The noodle thickness matters more than most people realize. Thicker noodles need more time to absorb the broth. Thinner ones cook faster but can turn mushy if you don’t eat immediately.
Pairing laksa with other hawker favourites
Laksa is filling, but that doesn’t stop locals from ordering sides.
Otak-otak works beautifully with Katong laksa. The grilled fish paste echoes the seafood flavours in the broth.
Ngoh hiang (five-spice meat rolls) provides a crunchy contrast to the soft noodles and rich gravy.
Some people order tau huay (soybean pudding) after laksa to cool down their mouths. The sweetness balances the spice.
If you’re at a hawker centre during breakfast hours, you might see locals having laksa alongside kaya toast. It’s not traditional, but it works.
The future of laksa in Singapore
Younger hawkers are experimenting while older ones guard traditional recipes fiercely.
You’ll find laksa with truffle oil. Laksa with sous vide prawns. Laksa served in bread bowls.
Some of these innovations stick. Most fade when the novelty wears off.
The core types of laksa, Katong, Penang, Sarawak, and Johor, will likely remain unchanged. They’ve survived decades of food trends for good reason.
What might change is availability. As dying hawker trades disappear, certain laksa styles could become harder to find.
If you spot a stall serving Penang laksa or Johor laksa, try it. These versions might not be around forever.

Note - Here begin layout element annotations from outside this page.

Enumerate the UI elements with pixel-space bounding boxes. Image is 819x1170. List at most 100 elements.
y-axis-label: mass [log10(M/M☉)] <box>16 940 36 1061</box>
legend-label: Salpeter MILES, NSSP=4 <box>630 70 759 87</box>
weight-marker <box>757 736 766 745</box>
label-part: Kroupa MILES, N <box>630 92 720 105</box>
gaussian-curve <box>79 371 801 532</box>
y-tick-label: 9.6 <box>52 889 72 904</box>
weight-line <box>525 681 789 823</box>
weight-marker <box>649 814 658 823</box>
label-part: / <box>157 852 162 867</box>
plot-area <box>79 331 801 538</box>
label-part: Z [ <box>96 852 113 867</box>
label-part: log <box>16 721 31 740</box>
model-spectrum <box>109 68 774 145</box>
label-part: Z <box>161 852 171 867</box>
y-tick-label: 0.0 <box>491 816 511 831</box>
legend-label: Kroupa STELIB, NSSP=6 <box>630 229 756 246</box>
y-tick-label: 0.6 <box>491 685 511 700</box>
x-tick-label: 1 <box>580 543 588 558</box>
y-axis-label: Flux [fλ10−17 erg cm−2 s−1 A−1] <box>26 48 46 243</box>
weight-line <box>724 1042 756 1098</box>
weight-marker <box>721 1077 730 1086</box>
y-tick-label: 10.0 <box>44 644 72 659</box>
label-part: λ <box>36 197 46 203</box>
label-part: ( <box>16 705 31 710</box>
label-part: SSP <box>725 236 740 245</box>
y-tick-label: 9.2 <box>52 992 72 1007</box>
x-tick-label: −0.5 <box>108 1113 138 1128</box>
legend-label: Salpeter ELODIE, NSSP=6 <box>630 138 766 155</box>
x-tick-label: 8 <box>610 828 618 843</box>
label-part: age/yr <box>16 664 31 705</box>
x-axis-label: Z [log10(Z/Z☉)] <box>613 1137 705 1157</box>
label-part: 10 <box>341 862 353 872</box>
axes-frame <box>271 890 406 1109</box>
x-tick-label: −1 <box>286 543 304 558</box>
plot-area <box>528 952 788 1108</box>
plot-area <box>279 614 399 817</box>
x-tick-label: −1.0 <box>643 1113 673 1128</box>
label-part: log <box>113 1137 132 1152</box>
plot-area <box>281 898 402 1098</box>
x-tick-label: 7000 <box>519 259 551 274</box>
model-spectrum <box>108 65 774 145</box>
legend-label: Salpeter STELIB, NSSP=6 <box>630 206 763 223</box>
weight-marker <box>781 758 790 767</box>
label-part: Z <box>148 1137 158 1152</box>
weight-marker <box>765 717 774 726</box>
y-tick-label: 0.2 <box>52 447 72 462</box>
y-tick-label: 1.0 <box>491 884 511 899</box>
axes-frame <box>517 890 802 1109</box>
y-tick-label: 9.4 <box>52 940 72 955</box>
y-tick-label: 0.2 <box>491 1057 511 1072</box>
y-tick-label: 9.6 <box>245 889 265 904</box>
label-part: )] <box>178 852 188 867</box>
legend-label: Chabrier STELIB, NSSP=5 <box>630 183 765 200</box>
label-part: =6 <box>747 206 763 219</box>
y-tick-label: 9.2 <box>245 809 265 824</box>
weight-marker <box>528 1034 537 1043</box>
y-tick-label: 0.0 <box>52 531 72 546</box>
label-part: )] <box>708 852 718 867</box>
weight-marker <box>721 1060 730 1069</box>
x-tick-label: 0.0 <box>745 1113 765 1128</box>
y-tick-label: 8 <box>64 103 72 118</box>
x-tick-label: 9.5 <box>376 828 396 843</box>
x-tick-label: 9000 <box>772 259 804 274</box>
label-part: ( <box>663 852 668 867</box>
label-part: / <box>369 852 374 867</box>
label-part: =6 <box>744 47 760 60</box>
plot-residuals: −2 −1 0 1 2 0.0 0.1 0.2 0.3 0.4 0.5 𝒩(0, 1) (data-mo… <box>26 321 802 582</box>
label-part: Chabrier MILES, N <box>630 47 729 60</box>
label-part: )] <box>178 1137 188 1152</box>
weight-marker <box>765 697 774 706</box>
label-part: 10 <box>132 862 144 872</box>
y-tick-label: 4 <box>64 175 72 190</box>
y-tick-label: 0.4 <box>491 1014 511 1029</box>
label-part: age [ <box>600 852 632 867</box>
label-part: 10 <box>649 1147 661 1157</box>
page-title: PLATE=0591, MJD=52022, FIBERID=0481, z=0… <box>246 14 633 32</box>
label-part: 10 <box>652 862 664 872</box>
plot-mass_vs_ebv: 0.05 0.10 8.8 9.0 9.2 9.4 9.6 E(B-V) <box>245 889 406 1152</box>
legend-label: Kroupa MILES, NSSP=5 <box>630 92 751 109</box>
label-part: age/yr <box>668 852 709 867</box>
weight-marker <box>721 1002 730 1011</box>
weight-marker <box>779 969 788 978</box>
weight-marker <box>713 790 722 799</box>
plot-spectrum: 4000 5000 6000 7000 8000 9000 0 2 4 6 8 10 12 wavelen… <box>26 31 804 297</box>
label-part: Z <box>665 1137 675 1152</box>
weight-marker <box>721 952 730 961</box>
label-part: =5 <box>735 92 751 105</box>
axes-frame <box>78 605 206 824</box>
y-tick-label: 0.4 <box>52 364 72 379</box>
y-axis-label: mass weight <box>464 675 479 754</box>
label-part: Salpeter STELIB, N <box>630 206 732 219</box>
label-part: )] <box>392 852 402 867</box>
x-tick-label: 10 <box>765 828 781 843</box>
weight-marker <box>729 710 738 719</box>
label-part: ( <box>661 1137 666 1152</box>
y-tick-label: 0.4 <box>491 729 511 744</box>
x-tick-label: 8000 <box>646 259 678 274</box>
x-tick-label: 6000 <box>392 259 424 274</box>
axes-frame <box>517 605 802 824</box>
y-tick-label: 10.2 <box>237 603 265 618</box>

Understanding laksa beyond the bowl
Each type of laksa represents a different community’s adaptation to Singapore’s multicultural landscape.
Katong laksa emerged from Peranakan culture, blending Chinese and Malay influences. The pre-cut noodles reflect the Peranakan emphasis on refined eating.
Penang laksa arrived with Malaysian migrants who refused to give up their hometown flavours. Its survival in Singapore proves that sourness has its place even in a curry-loving nation.
Sarawak laksa shows how East Malaysian food culture is slowly making inroads here. Twenty years ago, you’d struggle to find it. Now it’s becoming mainstream.
Johor laksa’s spaghetti base tells a story of colonial influence meeting local ingredients. It’s weird, but it works.
When you order laksa, you’re not just eating noodles in soup. You’re tasting history, migration patterns, and cultural pride simmered into every spoonful.
Your laksa journey starts now
Don’t overthink it. Start with whichever type sounds most appealing to you.
If you love coconut curry, Katong laksa is your entry point. If you prefer sour and refreshing, go straight for Penang laksa.
Try different stalls serving the same type. You’ll notice subtle variations in spice levels, thickness, and toppings. Those differences matter.
Talk to the hawkers when it’s not peak hours. Many are happy to explain their process, especially if you show genuine interest.
Keep a mental note of which versions you prefer. Your laksa preferences will evolve as you try more bowls.
The types of laksa in Singapore offer something for every palate. You just need to find your match.